Komandan Lapangan Rumah Sakit Darurat COVID-19 (RSDC) Letkol Muhammad Arifin pun membenarkan adanya wacana ini. Ia menyebut jika itu merupakan instruksi dari Kemenkes.

WowKeren - Sebanyak 39 bed ICU yang ada di Rumah Sakit Darurat (RSD) Wisma Atlet kabarnya akan dibongkar. Komandan Lapangan Rumah Sakit Darurat COVID-19 (RSDC) Letkol Muhammad Arifin pun membenarkan adanya wacana ini.

"Ya diberes-beresin itu," kata dia dilansir CNN Indonesia, Sabtu (26/9). Kendati demikian jumlah itu masih belum pasti sebab hal ini masih sebatas wacana.

Kendati demikian, wacana ini telah dibahas beberapa kali saat rapat internal. Ia menyebut jika wacana ini datang dari Kementerian Kesehatan. "Dokter yang tau persis sih dari anestesi. Ya pertimbangannya itu. Itu urusan Kemenkes. Yang punya kan Kemenkes," ujarnya menambahkan.

Namun, Arifin tidak menyebutkan secara pasti alasan mengapa pembongkaran itu akan dilakukan. "Itu tanyakan ke Menkesnya lah, kan yang punya itu anu Kemenkes ya," kata dia.


Sementara itu, RSD Wisma Atlet memang telah dialihfungsikan sebagai tempat untuk merawat pasien terpapar COVID-19. Mulanya hanya tower 6 dan 7 yang digunakan. Namun seiring bertambahnya pasien, tower demi tower mulai dibuka.
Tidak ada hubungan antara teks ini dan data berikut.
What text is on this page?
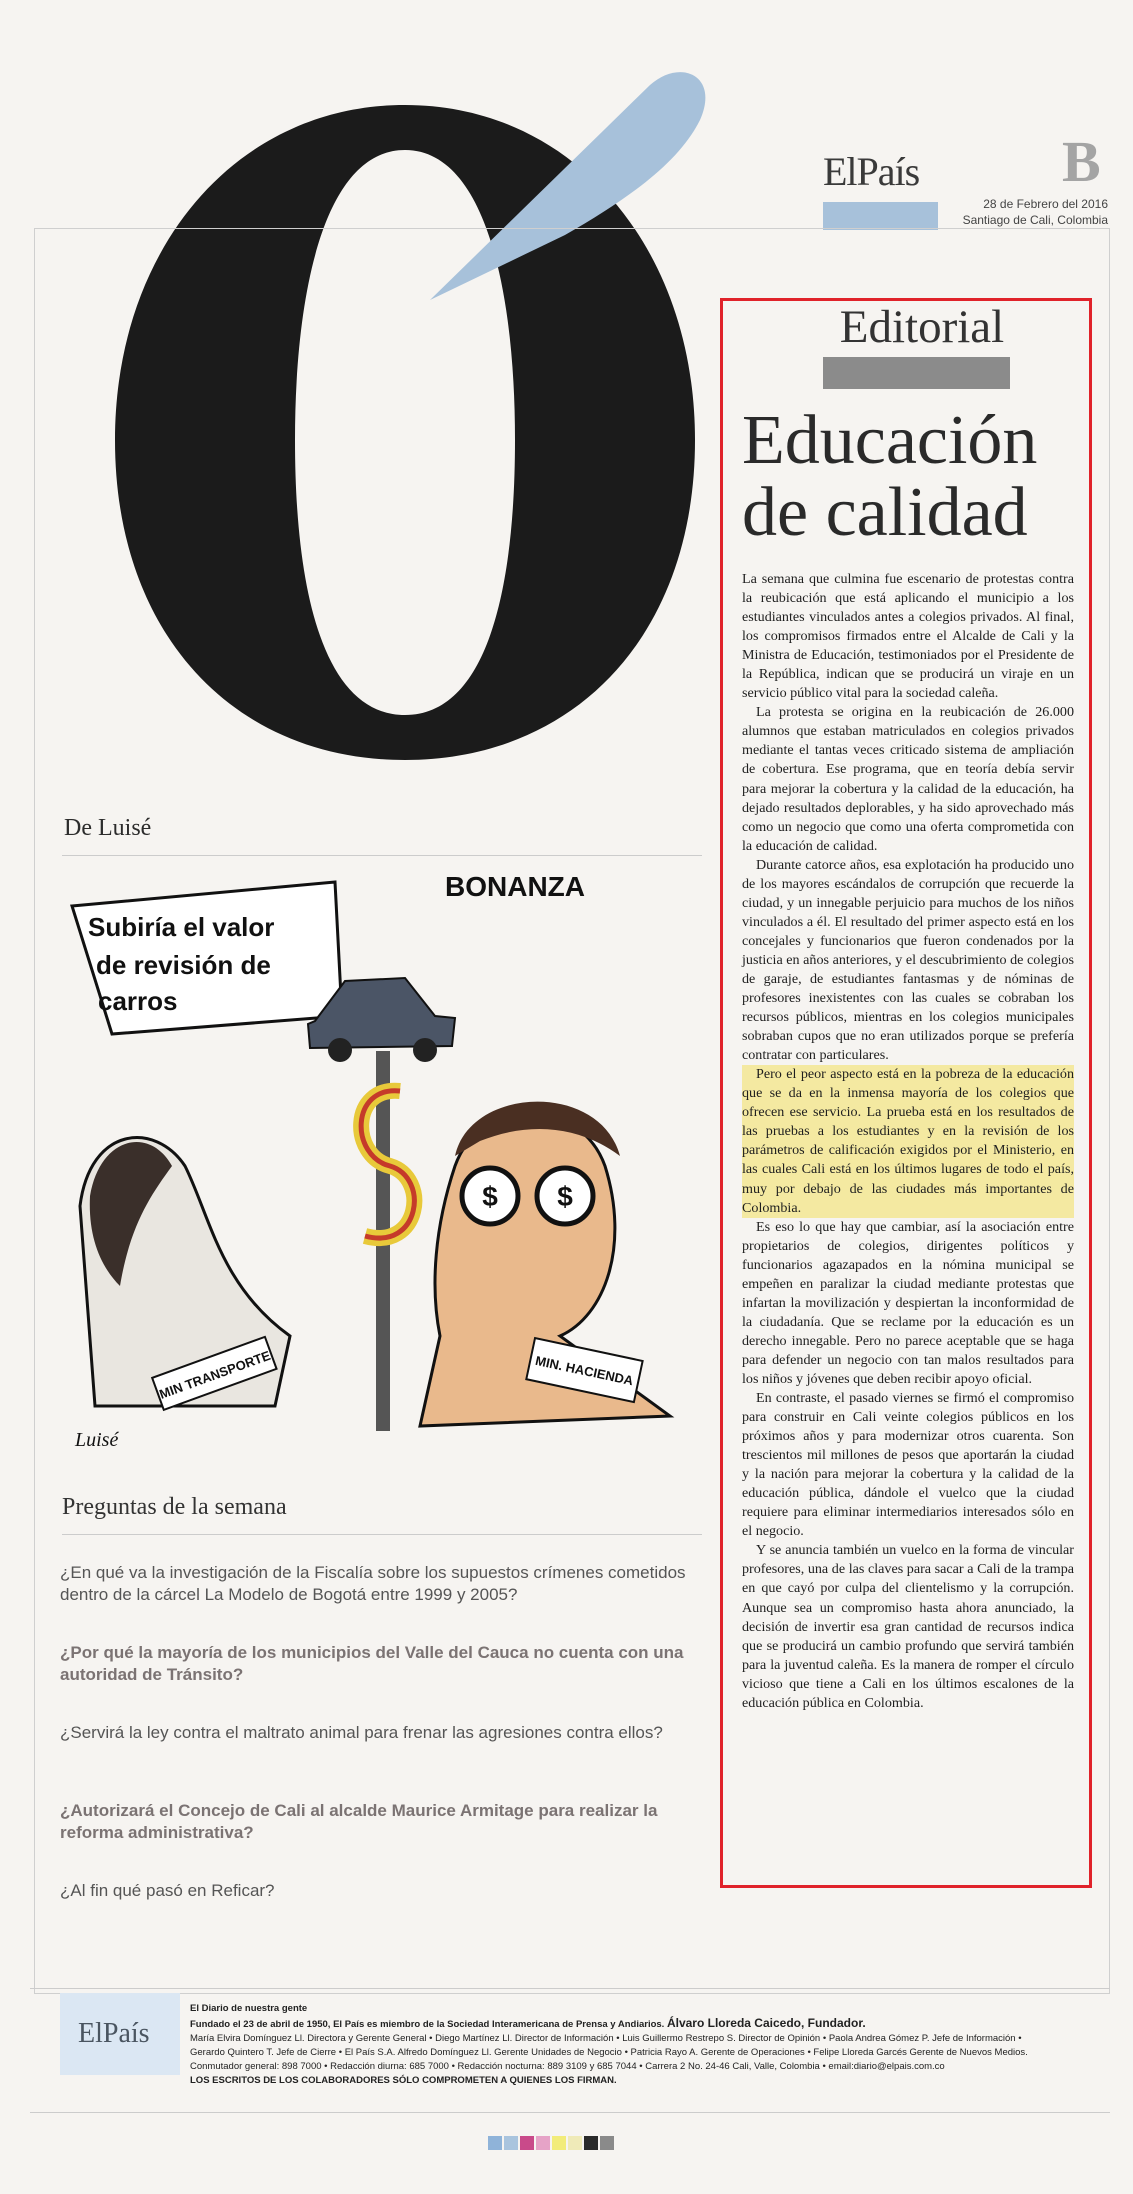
ElPaís B
28 de Febrero del 2016
Santiago de Cali, Colombia
Editorial
Educación
de calidad

La semana que culmina fue escenario de protestas contra la reubicación que está aplicando el municipio a los estudiantes vinculados antes a colegios privados. Al final, los compromisos firmados entre el Alcalde de Cali y la Ministra de Educación, testimoniados por el Presidente de la República, indican que se producirá un viraje en un servicio público vital para la sociedad caleña.

La protesta se origina en la reubicación de 26.000 alumnos que estaban matriculados en colegios privados mediante el tantas veces criticado sistema de ampliación de cobertura. Ese programa, que en teoría debía servir para mejorar la cobertura y la calidad de la educación, ha dejado resultados deplorables, y ha sido aprovechado más como un negocio que como una oferta comprometida con la educación de calidad.

Durante catorce años, esa explotación ha producido uno de los mayores escándalos de corrupción que recuerde la ciudad, y un innegable perjuicio para muchos de los niños vinculados a él. El resultado del primer aspecto está en los concejales y funcionarios que fueron condenados por la justicia en años anteriores, y el descubrimiento de colegios de garaje, de estudiantes fantasmas y de nóminas de profesores inexistentes con las cuales se cobraban los recursos públicos, mientras en los colegios municipales sobraban cupos que no eran utilizados porque se prefería contratar con particulares.

Pero el peor aspecto está en la pobreza de la educación que se da en la inmensa mayoría de los colegios que ofrecen ese servicio. La prueba está en los resultados de las pruebas a los estudiantes y en la revisión de los parámetros de calificación exigidos por el Ministerio, en las cuales Cali está en los últimos lugares de todo el país, muy por debajo de las ciudades más importantes de Colombia.

Es eso lo que hay que cambiar, así la asociación entre propietarios de colegios, dirigentes políticos y funcionarios agazapados en la nómina municipal se empeñen en paralizar la ciudad mediante protestas que infartan la movilización y despiertan la inconformidad de la ciudadanía. Que se reclame por la educación es un derecho innegable. Pero no parece aceptable que se haga para defender un negocio con tan malos resultados para los niños y jóvenes que deben recibir apoyo oficial.

En contraste, el pasado viernes se firmó el compromiso para construir en Cali veinte colegios públicos en los próximos años y para modernizar otros cuarenta. Son trescientos mil millones de pesos que aportarán la ciudad y la nación para mejorar la cobertura y la calidad de la educación pública, dándole el vuelco que la ciudad requiere para eliminar intermediarios interesados sólo en el negocio.

Y se anuncia también un vuelco en la forma de vincular profesores, una de las claves para sacar a Cali de la trampa en que cayó por culpa del clientelismo y la corrupción. Aunque sea un compromiso hasta ahora anunciado, la decisión de invertir esa gran cantidad de recursos indica que se producirá un cambio profundo que servirá también para la juventud caleña. Es la manera de romper el círculo vicioso que tiene a Cali en los últimos escalones de la educación pública en Colombia.

De Luisé
BONANZA
Subiría el valor
de revisión de
carros
MIN TRANSPORTE
$ $
MIN. HACIENDA
Luisé
Preguntas de la semana
¿En qué va la investigación de la Fiscalía sobre los supuestos crímenes cometidos dentro de la cárcel La Modelo de Bogotá entre 1999 y 2005?
¿Por qué la mayoría de los municipios del Valle del Cauca no cuenta con una autoridad de Tránsito?
¿Servirá la ley contra el maltrato animal para frenar las agresiones contra ellos?
¿Autorizará el Concejo de Cali al alcalde Maurice Armitage para realizar la reforma administrativa?
¿Al fin qué pasó en Reficar?
ElPaís
El Diario de nuestra gente
Fundado el 23 de abril de 1950, El País es miembro de la Sociedad Interamericana de Prensa y Andiarios. Álvaro Lloreda Caicedo, Fundador.
María Elvira Domínguez Ll. Directora y Gerente General • Diego Martínez Ll. Director de Información • Luis Guillermo Restrepo S. Director de Opinión • Paola Andrea Gómez P. Jefe de Información •
Gerardo Quintero T. Jefe de Cierre • El País S.A. Alfredo Domínguez Ll. Gerente Unidades de Negocio • Patricia Rayo A. Gerente de Operaciones • Felipe Lloreda Garcés Gerente de Nuevos Medios.
Conmutador general: 898 7000 • Redacción diurna: 685 7000 • Redacción nocturna: 889 3109 y 685 7044 • Carrera 2 No. 24-46 Cali, Valle, Colombia • email:diario@elpais.com.co
LOS ESCRITOS DE LOS COLABORADORES SÓLO COMPROMETEN A QUIENES LOS FIRMAN.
Pada Senin (21/9), RSD ini kembali membuka tower 4 lantaran bangunan sebelumnya, yakni Tower 5, sudah terisi sampai 90 persen. Tower 4 digunakan sebagai isolasi untuk pasien COVID-19 tanpa gejala.
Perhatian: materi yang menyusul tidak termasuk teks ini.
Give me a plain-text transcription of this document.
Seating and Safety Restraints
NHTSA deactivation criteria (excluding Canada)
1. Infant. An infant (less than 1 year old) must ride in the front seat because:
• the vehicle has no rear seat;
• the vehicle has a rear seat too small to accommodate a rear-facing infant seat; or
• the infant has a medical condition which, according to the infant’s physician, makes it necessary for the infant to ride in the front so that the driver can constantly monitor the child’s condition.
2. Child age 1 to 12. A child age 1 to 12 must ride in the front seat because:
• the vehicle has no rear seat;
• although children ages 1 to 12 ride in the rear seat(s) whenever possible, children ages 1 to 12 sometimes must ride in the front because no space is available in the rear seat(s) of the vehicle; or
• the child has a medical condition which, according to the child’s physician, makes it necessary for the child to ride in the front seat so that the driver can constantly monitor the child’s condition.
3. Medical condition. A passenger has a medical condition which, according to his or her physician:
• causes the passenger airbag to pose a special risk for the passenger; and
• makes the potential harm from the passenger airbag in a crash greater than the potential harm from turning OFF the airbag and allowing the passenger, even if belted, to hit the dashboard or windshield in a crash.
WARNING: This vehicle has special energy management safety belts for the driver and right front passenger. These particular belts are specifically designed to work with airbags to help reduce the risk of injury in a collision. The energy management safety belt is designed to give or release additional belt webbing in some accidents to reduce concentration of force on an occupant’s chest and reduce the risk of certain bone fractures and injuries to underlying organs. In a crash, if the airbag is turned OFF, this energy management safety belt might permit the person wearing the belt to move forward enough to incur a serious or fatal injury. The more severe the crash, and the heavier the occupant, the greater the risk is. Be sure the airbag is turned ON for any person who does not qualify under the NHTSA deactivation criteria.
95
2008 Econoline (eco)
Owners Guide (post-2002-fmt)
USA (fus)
Belum genap sepekan tower 4 dibuka, RSD rencananya akan kembali membuka tower 8 untuk merawat pasien OTG. "Sedang kami siapkan lagi (Tower 8) untuk menerima pasien OTG," ujar Ketua Satuan Tugas Penanganan COVID-19, Letjen TNI Doni Monardo, Sabtu (26/9).

Menurut data per Jumat (25/9) kemarin, Tower 4 RSD Wisma Atlet yang baru dibuka selama 5 hari sudah dihuni sebanyak 1.004 orang. Padahal kapasitas yang disediakan mencapai 1.546 orang atau sudah terisi sampai 64,94 persen.

Sementara itu, kasus COVID-19 secara nasional masih belum menunjukkan tanda-tanda akan menurun. Bahkan pada Jumat (25/9) kemarin, RI kembali mencatat rekor 4.823 kasus positif.